Schmerzempfinden: Achtsamkeitstraining kann die emotionale Verarbeitung von Schmerzen beeinflussen und die Schmerzintensität reduzieren, indem es bestimmte Hirnareale herunterfährt.
Gehirnstruktur: Neurowissenschaftliche Untersuchungen belegen, dass Achtsamkeit das Gehirn verändert: Der Hippocampus, der für Lernen und Gefühle zuständig ist, kann sich erholen, und die Verbindungsstellen im Gehirn werden gestärkt.
Anwendung im Alltag
Achtsamkeit kann im täglichen Leben integriert werden, etwa durch bewusste Körperwahrnehmung, Atemübungen oder achtsame Bewegung, um Stress zu reduzieren und die Lebensqualität zu steigern
Yoga Nidra:
Yoga Nidra, was wörtlich „yogischer Schlaf“ bedeutet, ist eine Tiefenentspannungstechnik, die einen Zustand zwischen Wachsein und Schlaf anstrebt, um Körper und Geist zu regenerieren.
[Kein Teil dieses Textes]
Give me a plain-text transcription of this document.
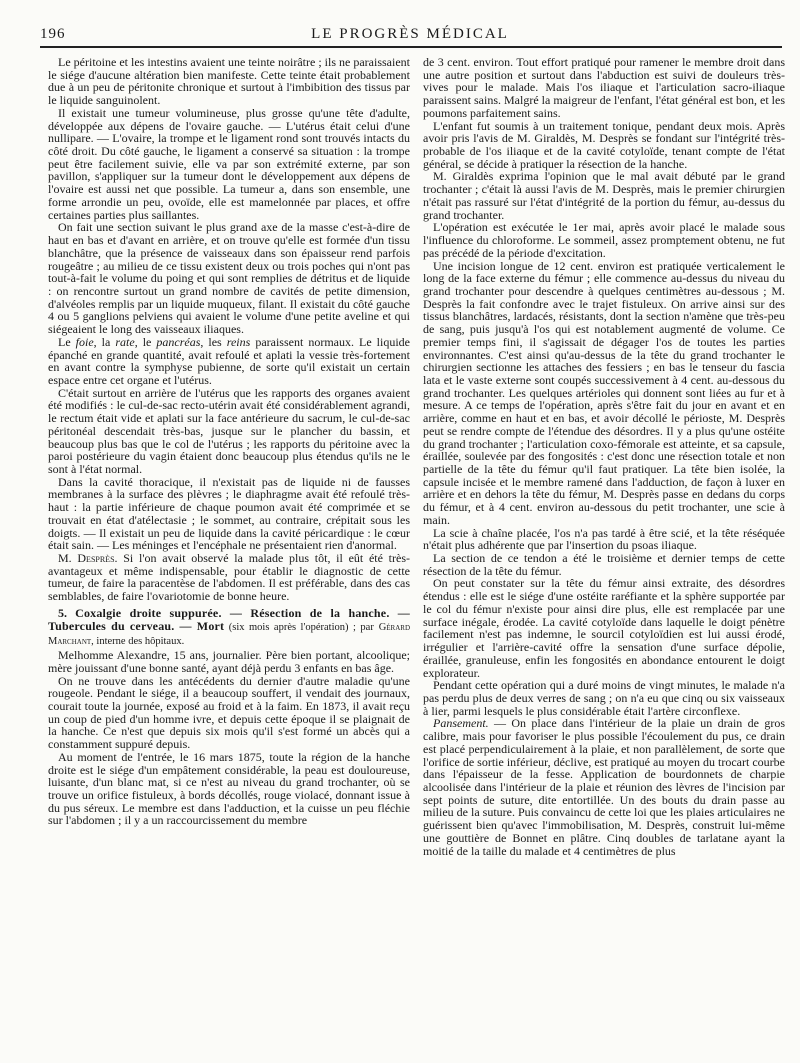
196	LE PROGRÈS MÉDICAL

Le péritoine et les intestins avaient une teinte noirâtre ; ils ne paraissaient le siége d'aucune altération bien manifeste. Cette teinte était probablement due à un peu de péritonite chronique et surtout à l'imbibition des tissus par le liquide sanguinolent.

Il existait une tumeur volumineuse, plus grosse qu'une tête d'adulte, développée aux dépens de l'ovaire gauche. — L'utérus était celui d'une nullipare. — L'ovaire, la trompe et le ligament rond sont trouvés intacts du côté droit. Du côté gauche, le ligament a conservé sa situation : la trompe peut être facilement suivie, elle va par son extrémité externe, par son pavillon, s'appliquer sur la tumeur dont le développement aux dépens de l'ovaire est aussi net que possible. La tumeur a, dans son ensemble, une forme arrondie un peu, ovoïde, elle est mamelonnée par places, et offre certaines parties plus saillantes.

On fait une section suivant le plus grand axe de la masse c'est-à-dire de haut en bas et d'avant en arrière, et on trouve qu'elle est formée d'un tissu blanchâtre, que la présence de vaisseaux dans son épaisseur rend parfois rougeâtre ; au milieu de ce tissu existent deux ou trois poches qui n'ont pas tout-à-fait le volume du poing et qui sont remplies de détritus et de liquide : on rencontre surtout un grand nombre de cavités de petite dimension, d'alvéoles remplis par un liquide muqueux, filant. Il existait du côté gauche 4 ou 5 ganglions pelviens qui avaient le volume d'une petite aveline et qui siégeaient le long des vaisseaux iliaques.

Le foie, la rate, le pancréas, les reins paraissent normaux. Le liquide épanché en grande quantité, avait refoulé et aplati la vessie très-fortement en avant contre la symphyse pubienne, de sorte qu'il existait un certain espace entre cet organe et l'utérus.

C'était surtout en arrière de l'utérus que les rapports des organes avaient été modifiés : le cul-de-sac recto-utérin avait été considérablement agrandi, le rectum était vide et aplati sur la face antérieure du sacrum, le cul-de-sac péritonéal descendait très-bas, jusque sur le plancher du bassin, et beaucoup plus bas que le col de l'utérus ; les rapports du péritoine avec la paroi postérieure du vagin étaient donc beaucoup plus étendus qu'ils ne le sont à l'état normal.

Dans la cavité thoracique, il n'existait pas de liquide ni de fausses membranes à la surface des plèvres ; le diaphragme avait été refoulé très-haut : la partie inférieure de chaque poumon avait été comprimée et se trouvait en état d'atélectasie ; le sommet, au contraire, crépitait sous les doigts. — Il existait un peu de liquide dans la cavité péricardique : le cœur était sain. — Les méninges et l'encéphale ne présentaient rien d'anormal.

M. Desprès. Si l'on avait observé la malade plus tôt, il eût été très-avantageux et même indispensable, pour établir le diagnostic de cette tumeur, de faire la paracentèse de l'abdomen. Il est préférable, dans des cas semblables, de faire l'ovariotomie de bonne heure.

5. Coxalgie droite suppurée. — Résection de la hanche. — Tubercules du cerveau. — Mort (six mois après l'opération) ; par Gérard Marchant, interne des hôpitaux.

Melhomme Alexandre, 15 ans, journalier. Père bien portant, alcoolique; mère jouissant d'une bonne santé, ayant déjà perdu 3 enfants en bas âge.

On ne trouve dans les antécédents du dernier d'autre maladie qu'une rougeole. Pendant le siége, il a beaucoup souffert, il vendait des journaux, courait toute la journée, exposé au froid et à la faim. En 1873, il avait reçu un coup de pied d'un homme ivre, et depuis cette époque il se plaignait de la hanche. Ce n'est que depuis six mois qu'il s'est formé un abcès qui a constamment suppuré depuis.

Au moment de l'entrée, le 16 mars 1875, toute la région de la hanche droite est le siége d'un empâtement considérable, la peau est douloureuse, luisante, d'un blanc mat, si ce n'est au niveau du grand trochanter, où se trouve un orifice fistuleux, à bords décollés, rouge violacé, donnant issue à du pus séreux. Le membre est dans l'adduction, et la cuisse un peu fléchie sur l'abdomen ; il y a un raccourcissement du membre

de 3 cent. environ. Tout effort pratiqué pour ramener le membre droit dans une autre position et surtout dans l'abduction est suivi de douleurs très-vives pour le malade. Mais l'os iliaque et l'articulation sacro-iliaque paraissent sains. Malgré la maigreur de l'enfant, l'état général est bon, et les poumons parfaitement sains.

L'enfant fut soumis à un traitement tonique, pendant deux mois. Après avoir pris l'avis de M. Giraldès, M. Desprès se fondant sur l'intégrité très-probable de l'os iliaque et de la cavité cotyloïde, tenant compte de l'état général, se décide à pratiquer la résection de la hanche.

M. Giraldès exprima l'opinion que le mal avait débuté par le grand trochanter ; c'était là aussi l'avis de M. Desprès, mais le premier chirurgien n'était pas rassuré sur l'état d'intégrité de la portion du fémur, au-dessus du grand trochanter.

L'opération est exécutée le 1er mai, après avoir placé le malade sous l'influence du chloroforme. Le sommeil, assez promptement obtenu, ne fut pas précédé de la période d'excitation.

Une incision longue de 12 cent. environ est pratiquée verticalement le long de la face externe du fémur ; elle commence au-dessus du niveau du grand trochanter pour descendre à quelques centimètres au-dessous ; M. Desprès la fait confondre avec le trajet fistuleux. On arrive ainsi sur des tissus blanchâtres, lardacés, résistants, dont la section n'amène que très-peu de sang, puis jusqu'à l'os qui est notablement augmenté de volume. Ce premier temps fini, il s'agissait de dégager l'os de toutes les parties environnantes. C'est ainsi qu'au-dessus de la tête du grand trochanter le chirurgien sectionne les attaches des fessiers ; en bas le tenseur du fascia lata et le vaste externe sont coupés successivement à 4 cent. au-dessous du grand trochanter. Les quelques artérioles qui donnent sont liées au fur et à mesure. A ce temps de l'opération, après s'être fait du jour en avant et en arrière, comme en haut et en bas, et avoir décollé le périoste, M. Desprès peut se rendre compte de l'étendue des désordres. Il y a plus qu'une ostéite du grand trochanter ; l'articulation coxo-fémorale est atteinte, et sa capsule, éraillée, soulevée par des fongosités : c'est donc une résection totale et non partielle de la tête du fémur qu'il faut pratiquer. La tête bien isolée, la capsule incisée et le membre ramené dans l'adduction, de façon à luxer en arrière et en dehors la tête du fémur, M. Desprès passe en dedans du corps du fémur, et à 4 cent. environ au-dessous du petit trochanter, une scie à main.

La scie à chaîne placée, l'os n'a pas tardé à être scié, et la tête réséquée n'était plus adhérente que par l'insertion du psoas iliaque.

La section de ce tendon a été le troisième et dernier temps de cette résection de la tête du fémur.

On peut constater sur la tête du fémur ainsi extraite, des désordres étendus : elle est le siége d'une ostéite raréfiante et la sphère supportée par le col du fémur n'existe pour ainsi dire plus, elle est remplacée par une surface inégale, érodée. La cavité cotyloïde dans laquelle le doigt pénètre facilement n'est pas indemne, le sourcil cotyloïdien est lui aussi érodé, irrégulier et l'arrière-cavité offre la sensation d'une surface dépolie, éraillée, granuleuse, enfin les fongosités en abondance entourent le doigt explorateur.

Pendant cette opération qui a duré moins de vingt minutes, le malade n'a pas perdu plus de deux verres de sang ; on n'a eu que cinq ou six vaisseaux à lier, parmi lesquels le plus considérable était l'artère circonflexe.

Pansement. — On place dans l'intérieur de la plaie un drain de gros calibre, mais pour favoriser le plus possible l'écoulement du pus, ce drain est placé perpendiculairement à la plaie, et non parallèlement, de sorte que l'orifice de sortie inférieur, déclive, est pratiqué au moyen du trocart courbe dans l'épaisseur de la fesse. Application de bourdonnets de charpie alcoolisée dans l'intérieur de la plaie et réunion des lèvres de l'incision par sept points de suture, dite entortillée. Un des bouts du drain passe au milieu de la suture. Puis convaincu de cette loi que les plaies articulaires ne guérissent bien qu'avec l'immobilisation, M. Desprès, construit lui-même une gouttière de Bonnet en plâtre. Cinq doubles de tarlatane ayant la moitié de la taille du malade et 4 centimètres de plus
Während der Übung liegt man in der Totenstellung (Savasana) und folgt einer geführten Meditation, die den Geist durch verschiedene Phasen führt, um tiefe Entspannung und Erholung zu ermöglichen. Der Körper entspannt sich, während das Bewusstsein wach bleibt, was zu einer Reduzierung von Stress und Angst, besserem Schlaf, erhöhter
Konzentrationsfähigkeit und einem gesteigerten Wohlbefinden führen kann.
Was es mit dem Körper macht:
Senkt Stress: Durch die tiefe Entspannung werden Stress und Angstzustände reduziert.
Verbessert Schlaf: Die Praxis kann die allgemeine Schlafqualität verbessern und zu einem tieferen Schlaf führen.
Entspannt Muskeln: Die körperliche Entspannung führt dazu, dass Muskelverspannungen gelöst werden und der Sauerstoff besser durch den Körper fließen kann.
Senkt Herzfrequenz und Blutdruck: Die tiefere, bewusstere Atmung während der Übung kann zu einer Senkung von Puls und Blutdruck führen.
Steigert Energie: Die tiefe Erholung kann zu einem Gefühl von mehr Energie und Vitalität führen.
Fördert Selbstwahrnehmung: Die bewusste Wahrnehmung des Körpers und der Gefühle fördert ein tieferes Verständnis für sich selbst und die Welt.